GreenWave is a regenerative ocean farming organization studying how kelp can be added to soil to increase its carbon storage potential while decreasing harmful nitrous oxide emissions on regenerative land farms. This project is part of The Travel Corporation’s Climate Action Plan to invest in carbon removal solutions.


While there have been many attempts to increase soil’s natural ability to store carbon (known as soil organic carbon), one unintended effect is the release of nitrous oxide, a greenhouse gas that is 300 times more potent than carbon dioxide. The use of kelp as a soil additive is emerging as a tool to reduce nitrous oxide emissions and create a net climate benefit.

GreenWave believes that kelp has strong potential to reduce both the need for nitrogen additives (fertilizer) on agricultural crops and nitrous oxide emissions in soils, progress that would have significant implications for climate benefit, as it counters the concern that increasing soil organic carbon can result in increased nitrous oxide emissions, negating climate change mitigation that comes with higher soil organic carbon storage. If GreenWave is correct and kelp can both reduce the need for nitrogen additives (fertilizer) and reduce nitrous oxide emissions while increasing soil organic carbon, regenerative ocean and land farms can work together to have a net climate benefit, adding another impactful nature-based solution to the fight against climate change.
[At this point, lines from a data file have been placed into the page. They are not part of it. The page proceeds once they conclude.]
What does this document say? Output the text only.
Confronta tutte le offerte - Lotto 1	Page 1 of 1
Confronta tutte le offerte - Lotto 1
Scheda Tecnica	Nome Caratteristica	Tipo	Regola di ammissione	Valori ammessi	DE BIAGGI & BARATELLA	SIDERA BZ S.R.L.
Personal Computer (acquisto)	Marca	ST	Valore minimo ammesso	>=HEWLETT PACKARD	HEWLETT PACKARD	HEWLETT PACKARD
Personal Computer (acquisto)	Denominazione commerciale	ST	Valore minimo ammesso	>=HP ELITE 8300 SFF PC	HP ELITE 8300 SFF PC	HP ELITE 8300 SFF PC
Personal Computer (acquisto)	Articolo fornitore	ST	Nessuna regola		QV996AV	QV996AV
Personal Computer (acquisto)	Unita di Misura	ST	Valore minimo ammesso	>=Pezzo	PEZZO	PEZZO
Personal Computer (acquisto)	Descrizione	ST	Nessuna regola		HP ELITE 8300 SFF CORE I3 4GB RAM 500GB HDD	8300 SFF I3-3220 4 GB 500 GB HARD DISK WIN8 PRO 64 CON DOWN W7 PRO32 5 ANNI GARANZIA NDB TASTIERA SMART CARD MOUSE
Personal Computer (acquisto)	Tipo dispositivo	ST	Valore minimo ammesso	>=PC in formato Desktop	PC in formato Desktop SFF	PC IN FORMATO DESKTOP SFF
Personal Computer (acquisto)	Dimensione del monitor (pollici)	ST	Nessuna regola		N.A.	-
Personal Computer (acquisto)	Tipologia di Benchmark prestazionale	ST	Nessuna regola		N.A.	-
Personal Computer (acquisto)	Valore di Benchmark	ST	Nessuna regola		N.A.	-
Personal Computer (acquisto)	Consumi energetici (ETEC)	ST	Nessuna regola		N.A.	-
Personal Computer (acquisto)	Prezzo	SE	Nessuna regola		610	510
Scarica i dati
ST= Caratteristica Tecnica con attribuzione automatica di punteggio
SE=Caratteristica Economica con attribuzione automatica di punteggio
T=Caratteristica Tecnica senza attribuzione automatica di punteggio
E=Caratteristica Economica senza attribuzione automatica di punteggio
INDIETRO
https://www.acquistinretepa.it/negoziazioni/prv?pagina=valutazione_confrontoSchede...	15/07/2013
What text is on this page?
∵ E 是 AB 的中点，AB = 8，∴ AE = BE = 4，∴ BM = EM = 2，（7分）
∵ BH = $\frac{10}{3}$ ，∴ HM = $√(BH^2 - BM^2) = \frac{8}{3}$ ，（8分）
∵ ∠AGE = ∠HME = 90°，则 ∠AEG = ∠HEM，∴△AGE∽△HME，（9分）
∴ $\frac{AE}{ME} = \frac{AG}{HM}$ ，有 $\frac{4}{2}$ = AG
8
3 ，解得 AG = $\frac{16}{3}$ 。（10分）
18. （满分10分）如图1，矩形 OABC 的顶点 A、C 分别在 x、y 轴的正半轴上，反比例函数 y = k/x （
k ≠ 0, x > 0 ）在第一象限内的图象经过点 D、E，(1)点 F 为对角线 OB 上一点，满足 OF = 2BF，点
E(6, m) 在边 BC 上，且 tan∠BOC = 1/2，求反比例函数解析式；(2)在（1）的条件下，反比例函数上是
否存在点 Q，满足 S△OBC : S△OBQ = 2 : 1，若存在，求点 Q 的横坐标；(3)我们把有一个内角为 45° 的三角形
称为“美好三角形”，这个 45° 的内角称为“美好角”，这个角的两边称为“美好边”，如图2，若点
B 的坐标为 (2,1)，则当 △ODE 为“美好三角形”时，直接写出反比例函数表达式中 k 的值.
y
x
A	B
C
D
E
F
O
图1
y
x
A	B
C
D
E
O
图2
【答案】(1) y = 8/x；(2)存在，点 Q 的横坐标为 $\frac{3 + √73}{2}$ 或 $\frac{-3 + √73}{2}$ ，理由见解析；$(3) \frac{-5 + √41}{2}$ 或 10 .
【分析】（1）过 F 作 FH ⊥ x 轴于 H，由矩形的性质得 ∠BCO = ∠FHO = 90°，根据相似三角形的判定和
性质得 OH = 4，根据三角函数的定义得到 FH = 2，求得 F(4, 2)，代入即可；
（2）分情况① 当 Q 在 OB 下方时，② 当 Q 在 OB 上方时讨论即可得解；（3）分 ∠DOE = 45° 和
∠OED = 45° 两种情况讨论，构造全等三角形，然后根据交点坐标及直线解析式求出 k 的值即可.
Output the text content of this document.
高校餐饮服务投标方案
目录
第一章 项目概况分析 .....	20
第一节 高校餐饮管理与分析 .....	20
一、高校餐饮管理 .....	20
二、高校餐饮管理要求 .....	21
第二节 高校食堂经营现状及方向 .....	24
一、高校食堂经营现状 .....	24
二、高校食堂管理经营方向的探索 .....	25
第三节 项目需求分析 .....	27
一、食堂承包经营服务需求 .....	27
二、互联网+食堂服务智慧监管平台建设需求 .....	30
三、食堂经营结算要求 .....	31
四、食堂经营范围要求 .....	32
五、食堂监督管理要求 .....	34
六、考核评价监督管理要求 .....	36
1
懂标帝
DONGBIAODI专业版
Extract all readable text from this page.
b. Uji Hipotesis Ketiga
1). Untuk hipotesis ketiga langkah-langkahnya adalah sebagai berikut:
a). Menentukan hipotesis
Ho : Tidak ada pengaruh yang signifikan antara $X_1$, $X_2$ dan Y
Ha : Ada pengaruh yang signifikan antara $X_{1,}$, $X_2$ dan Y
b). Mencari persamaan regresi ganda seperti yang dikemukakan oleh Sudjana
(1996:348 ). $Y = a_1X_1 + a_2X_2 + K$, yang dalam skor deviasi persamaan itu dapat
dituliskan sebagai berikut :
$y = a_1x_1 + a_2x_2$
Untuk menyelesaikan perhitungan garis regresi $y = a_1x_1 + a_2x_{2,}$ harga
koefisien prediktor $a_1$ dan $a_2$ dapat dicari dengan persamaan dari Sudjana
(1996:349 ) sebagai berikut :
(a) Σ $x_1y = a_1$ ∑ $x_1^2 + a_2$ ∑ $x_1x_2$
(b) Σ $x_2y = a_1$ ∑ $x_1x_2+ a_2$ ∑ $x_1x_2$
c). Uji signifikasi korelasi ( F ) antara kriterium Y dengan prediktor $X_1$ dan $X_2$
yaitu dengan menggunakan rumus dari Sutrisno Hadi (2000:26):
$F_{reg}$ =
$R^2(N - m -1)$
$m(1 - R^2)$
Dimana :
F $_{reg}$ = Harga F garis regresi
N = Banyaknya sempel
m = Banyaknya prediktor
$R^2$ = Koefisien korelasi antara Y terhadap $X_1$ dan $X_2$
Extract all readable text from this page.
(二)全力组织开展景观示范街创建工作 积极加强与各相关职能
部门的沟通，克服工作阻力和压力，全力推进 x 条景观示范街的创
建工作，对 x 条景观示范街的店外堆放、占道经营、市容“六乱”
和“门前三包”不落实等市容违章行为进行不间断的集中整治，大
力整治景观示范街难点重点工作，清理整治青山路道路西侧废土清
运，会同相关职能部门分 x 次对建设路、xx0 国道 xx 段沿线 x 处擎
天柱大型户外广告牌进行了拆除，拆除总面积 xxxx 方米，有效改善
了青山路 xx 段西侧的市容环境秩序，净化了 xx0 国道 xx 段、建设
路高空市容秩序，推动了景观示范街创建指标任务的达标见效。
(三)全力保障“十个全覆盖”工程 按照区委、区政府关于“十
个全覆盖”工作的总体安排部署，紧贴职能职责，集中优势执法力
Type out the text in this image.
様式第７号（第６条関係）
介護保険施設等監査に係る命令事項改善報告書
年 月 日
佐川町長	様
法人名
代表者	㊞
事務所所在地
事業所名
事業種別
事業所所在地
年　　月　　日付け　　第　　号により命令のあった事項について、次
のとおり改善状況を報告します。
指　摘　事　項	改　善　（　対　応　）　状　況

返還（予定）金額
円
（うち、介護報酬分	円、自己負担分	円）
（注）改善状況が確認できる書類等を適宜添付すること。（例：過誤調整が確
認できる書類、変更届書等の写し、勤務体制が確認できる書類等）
TreadRight’s grant will go towards validating GreenWave’s research on the link between kelp’s effect on greenhouse gas emissions and carbon storage through a one-year field study using kelp grown on the GreenWave farm as a soil additive for regenerative land-based farms in the Northeast, USA. During the first year of the soil project, GreenWave will measure the impact on greenhouse gas emissions and assess potential for carbon soil sequestration. If the results are positive, GreenWave will pursue evaluating how regenerative ocean farmers can sell climate offset credits reflecting the amount of climate benefit created. While this will be a longer-term project, it will provide another source of income for regenerative ocean farmers and create incentives to use crops from regenerative ocean farms as a soil additive to create net climate benefits bridging land and sea.


This solution is taking urgent climate action to address carbon dioxide emissions in the atmosphere.